Bertrand spent his spare time with his film cameras. He had a modest collection based on his meager salary. He married shortly after his promotion to his college sweetheart Emily Siph Gleiss. The Siph Gleiss ran a small family distillery and gained some prominence during the speakeasy days. They bottled several of their own brands of vodka and rum.
They would travel whenever they could afford to and he spent his days taking pictures. In a decade they traveled the full length and breadth of the continent and visited over a hundred cities and townships as far as the coastal provincial. They also went to see his parents in the Artesian cities.
They raised a family and had over eleven children. A habit of the Siph Gleiss who enjoyed large families. He ran out of names and had honored three generations of Knutmudsen's on both sides. They became known as the traveling circus.
Bertrand had died a year before I became an Administrator. I walked past his old office on the corner of the Politiburo and it was three doors down from mine. Many of the older staff knew him and he was described as the typical bureaucrat. They kept many of his old photographs he had hung on the wall of his office and I sometimes glanced at them when I went past.
I sought out one of his daughters Gertrude who worked nearby running one of the Siph Gleiss liquor shops and she graciously met for a drink to share some family photo albums. She had some from their trips to visit her grandparents and they had large group photographs with Greta Knutmudsen and Hugh. Family life was serene and memorable.
Ninya accompanied me as we became frequent patrons and friends of Gertrude and later her older brother Karl. All the regulars teased and called him by his great grandfather's name. The shop was more of a pub with many of the company's wares on display in the front windows and on one half of the establishment. The other area had a dozen tables and room for sixty patrons to sit and pass the time. Many of Bertrand's photographs hung up on the walls and Gertrude had many more in the upstairs rooms they used for storage. She changed them about to match the seasons and special holidays. A favorite of mine became a medium light whisky, Port Charlotte. Ninya would buy me a case every year.
Karl looked more like his mother Emily and took on the Siph Gleiss name. He, like many of his siblings were employed and involved with their maternal grandfather's company along with their numerous other cousins. There was never a need for hired help as each year the Siph Gleiss would say.
The Bertrand and Emily clan were a bit loose on their choice of last names. Some like Gertrude followed their Artesian heritage. Others became Siph Gleiss. None wanted the association with Knutmudsen. They admired and cherished Knut's heritage, but didn't want to bring attention for something they had no hand in and fewer still were adherents of the Neo-Artesians converts. Though many have tried.
Gertrude was the rare exception and attended sermons. She gave me special invitation to see for myself and we went to one of their private gatherings. Ninya was not welcome and she obliged and waited outside in the car. The Artesians had splintered after the betrayal of the sisters and while both claim Karl Knutmudsen, a rift between the Neo-Artesians and the sisters remained.
If they could engage in open warfare, the Neo-Artesians would gladly end the reign of the sisters, but they come to rely on their protection.
An elder welcomed us and shared a few basic house rules. He then brought us into a larger room where fifty individuals had gathered. In the center of the room, they had a small totem and on top of it a fragment of one of the great books of Knut. It was fashioned inside a protective glass box. I imagined a cult with strange rituals and chanting.
The elder took the podium and addressed the room and welcomed several new guests, some who were ready to become initiates. They gathered three young men and a woman and they stood next to the elder. They bowed toward the totem and we all then bowed as he uttered several verses. When they were done, they embraced and he gave them a small round pendant of green stone. They placed them around their necks and each smiled as they were now official.
The round green stone were for initiates who had successfully passed and were ready to become members. Senior members had red stones and elders blue stones the color of Knut's ocean blue ink. There was no other significance and for those who could claim relation to the founder like Gertrude they were given purple stones inlaid in a gold circle.

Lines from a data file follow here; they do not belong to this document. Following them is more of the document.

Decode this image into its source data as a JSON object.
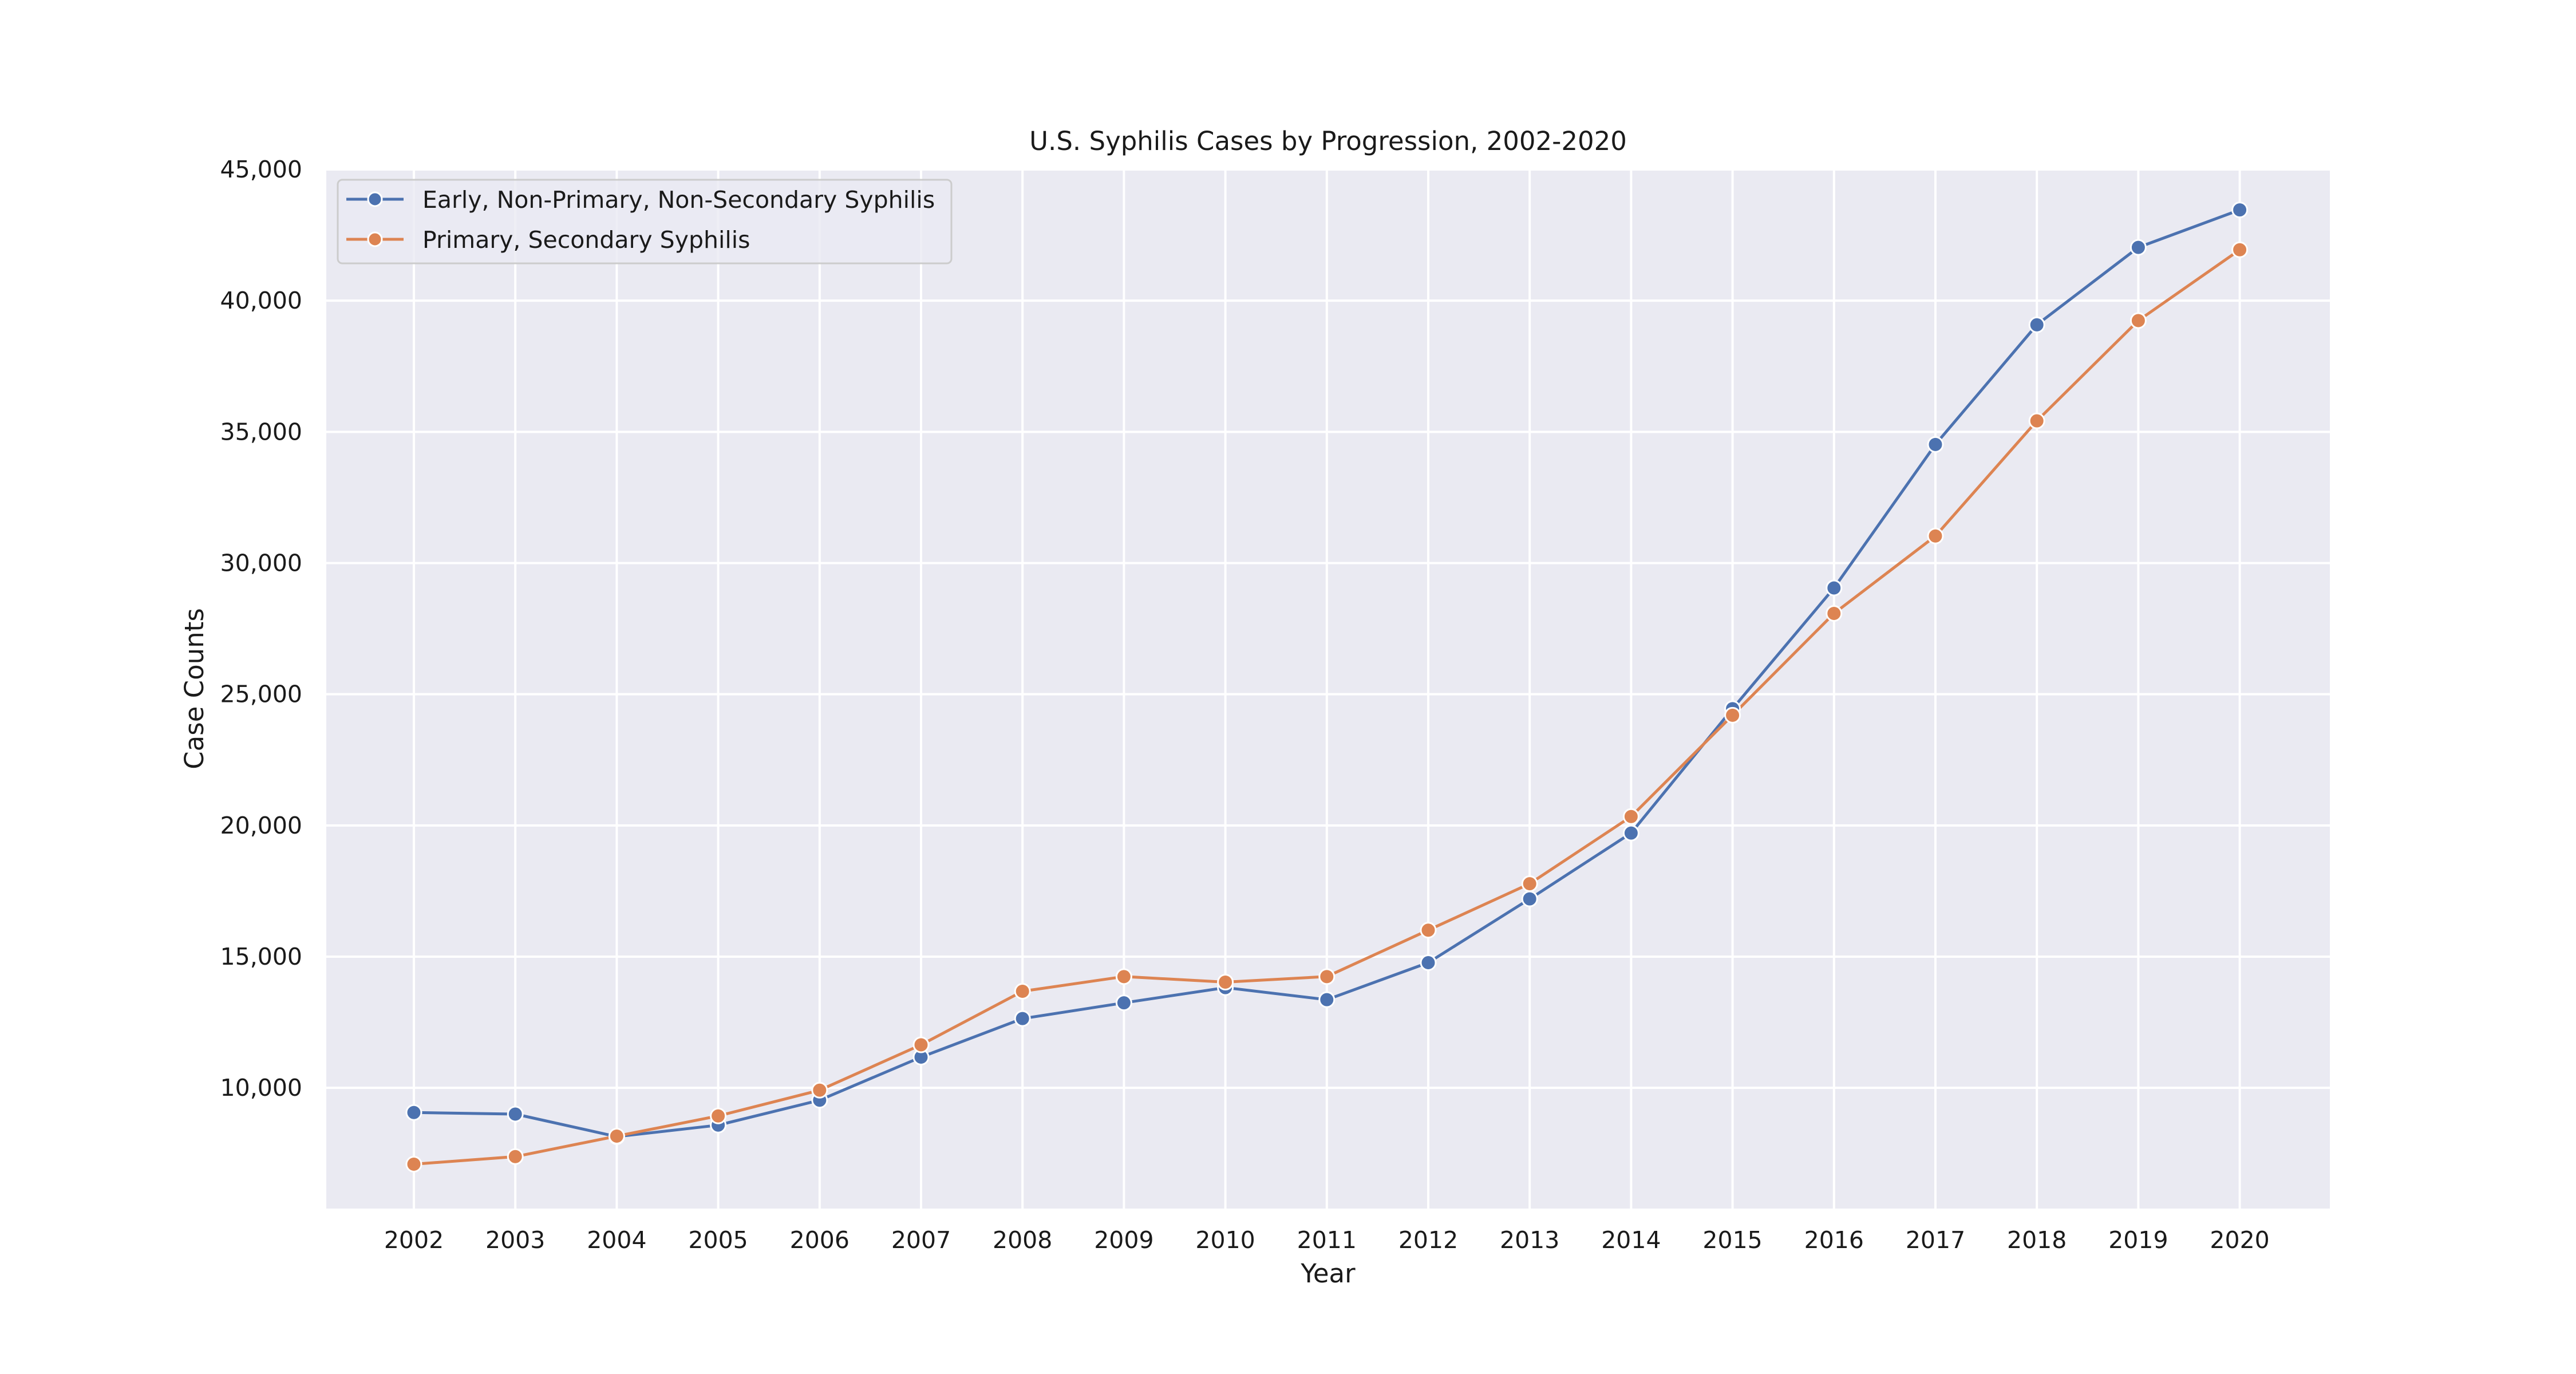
{
  "chart_data": {
    "type": "line",
    "title": "U.S. Syphilis Cases by Progression, 2002-2020",
    "xlabel": "Year",
    "ylabel": "Case Counts",
    "categories": [
      "2002",
      "2003",
      "2004",
      "2005",
      "2006",
      "2007",
      "2008",
      "2009",
      "2010",
      "2011",
      "2012",
      "2013",
      "2014",
      "2015",
      "2016",
      "2017",
      "2018",
      "2019",
      "2020"
    ],
    "ylim": [
      5400,
      45000
    ],
    "yticks": [
      10000,
      15000,
      20000,
      25000,
      30000,
      35000,
      40000,
      45000
    ],
    "ytick_labels": [
      "10,000",
      "15,000",
      "20,000",
      "25,000",
      "30,000",
      "35,000",
      "40,000",
      "45,000"
    ],
    "grid": true,
    "legend_position": "top-left",
    "series": [
      {
        "name": "Early, Non-Primary, Non-Secondary Syphilis",
        "color": "#4c72b0",
        "marker": "circle",
        "values": [
          9060,
          9000,
          8140,
          8580,
          9530,
          11170,
          12640,
          13240,
          13820,
          13360,
          14770,
          17200,
          19710,
          24450,
          29050,
          34520,
          39080,
          42030,
          43460
        ]
      },
      {
        "name": "Primary, Secondary Syphilis",
        "color": "#dd8452",
        "marker": "circle",
        "values": [
          7090,
          7380,
          8160,
          8930,
          9910,
          11640,
          13680,
          14240,
          14030,
          14240,
          16010,
          17780,
          20340,
          24200,
          28080,
          31030,
          35420,
          39240,
          41940
        ]
      }
    ]
  }
}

We joined Ninya and enjoyed a drink at Gertrude's bar. She complained that they could have left her at the bar in the first place and I hadn't thought that far ahead and agreed. We left a short time later and retired at Ninya's apartment.
One of her younger sisters was staying with her in another room and made us some coffee and sandwiches. She had her sit beside me and introduced her as Helen, a girl of nineteen and beginning her own initiation. Helen came from a normal family and middle class life, not the normal origin story for a sister. But Ninya's mentor saw in Helen the makings of a good little sister and assigned her to Ninya to begin her field training.
I would see Helen again at Gertrude's bar and realized when looking more closely she had the green pendant and was the young initiate we saw earlier that evening.